送受信を可能とする魔導機がある事により、ファナは送信だけにマナを注ぎ込めば良く、受信に対してはガルファレットのマナが反応するという仕組みは、シガレットも認める効率の良い魔導機と言ってもいい。



「グ――ォ」



 今、ガルファレットが瓦礫の中から身体を出そうとした所で、シガレットは空中を駆け抜けてガルファレットの腹部に重たい一撃を叩き込む。


それによって呻き声を挙げる彼の四肢に二枚ずつ、札を取り出して張り付けると、彼はビクンと身体を反応させた後、身動きが取れないと言わんばかりに首だけを我武者羅に動かし始める。



「ガルファレット、少し落ち着きなさい。こんな所で大暴れしたら、ファナちゃんが死んじゃうでしょう? あ、そうか。死なないんだったわね」



 新種のアシッド因子を持つファナは、頭部さえ完全に消滅させられなければ、死ぬ事は無い。

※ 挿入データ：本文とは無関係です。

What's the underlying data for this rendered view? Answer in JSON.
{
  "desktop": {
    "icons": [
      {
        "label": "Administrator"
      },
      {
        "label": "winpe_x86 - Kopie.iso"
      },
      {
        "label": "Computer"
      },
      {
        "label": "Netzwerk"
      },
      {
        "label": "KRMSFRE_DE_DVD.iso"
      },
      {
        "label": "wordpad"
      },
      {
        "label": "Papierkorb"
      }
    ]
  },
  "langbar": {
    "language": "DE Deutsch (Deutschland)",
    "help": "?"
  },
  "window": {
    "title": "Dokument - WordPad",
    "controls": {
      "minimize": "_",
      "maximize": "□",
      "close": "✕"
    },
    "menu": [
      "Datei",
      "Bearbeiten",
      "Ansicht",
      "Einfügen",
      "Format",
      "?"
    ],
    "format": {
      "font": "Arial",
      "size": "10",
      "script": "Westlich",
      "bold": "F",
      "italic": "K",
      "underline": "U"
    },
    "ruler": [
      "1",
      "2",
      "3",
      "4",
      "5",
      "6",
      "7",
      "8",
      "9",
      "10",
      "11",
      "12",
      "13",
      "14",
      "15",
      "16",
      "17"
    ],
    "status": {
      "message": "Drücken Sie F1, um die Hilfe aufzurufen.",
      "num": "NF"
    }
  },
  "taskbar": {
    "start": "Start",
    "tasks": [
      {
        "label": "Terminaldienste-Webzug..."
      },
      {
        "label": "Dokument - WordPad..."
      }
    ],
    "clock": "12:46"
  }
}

けれどシガレットは、そうであったとしても好ましくはないと言わんばかりに、ガルファレットが全身に展開する狂化魔術に対して、魔術相殺を行う。


するとパキンと何かが割れるような音と共に、彼の全身を覆っていた青白い発光が収まり、ガルファレットは正気を取り戻した。



「ぐ、がふっ……!」


「例え死なないとしても、可愛い女の子の顔が暴力で歪む光景なんて見たくもないし、そんな事を貴方にして欲しくもない。……さて。これで私の勝利、と言ってもいいんじゃないかしら?」



 既にガルファレットはシガレットの手によって捕らわれ、戦術の要であるファナも、シガレットが少し手を伸ばせば届く距離で尻餅をついている。


この状況をシガレットの勝利と言わず……何を以て勝利とするのかと、シガレットは疲労によって流れる汗を垂らしながら、二人へ問うた。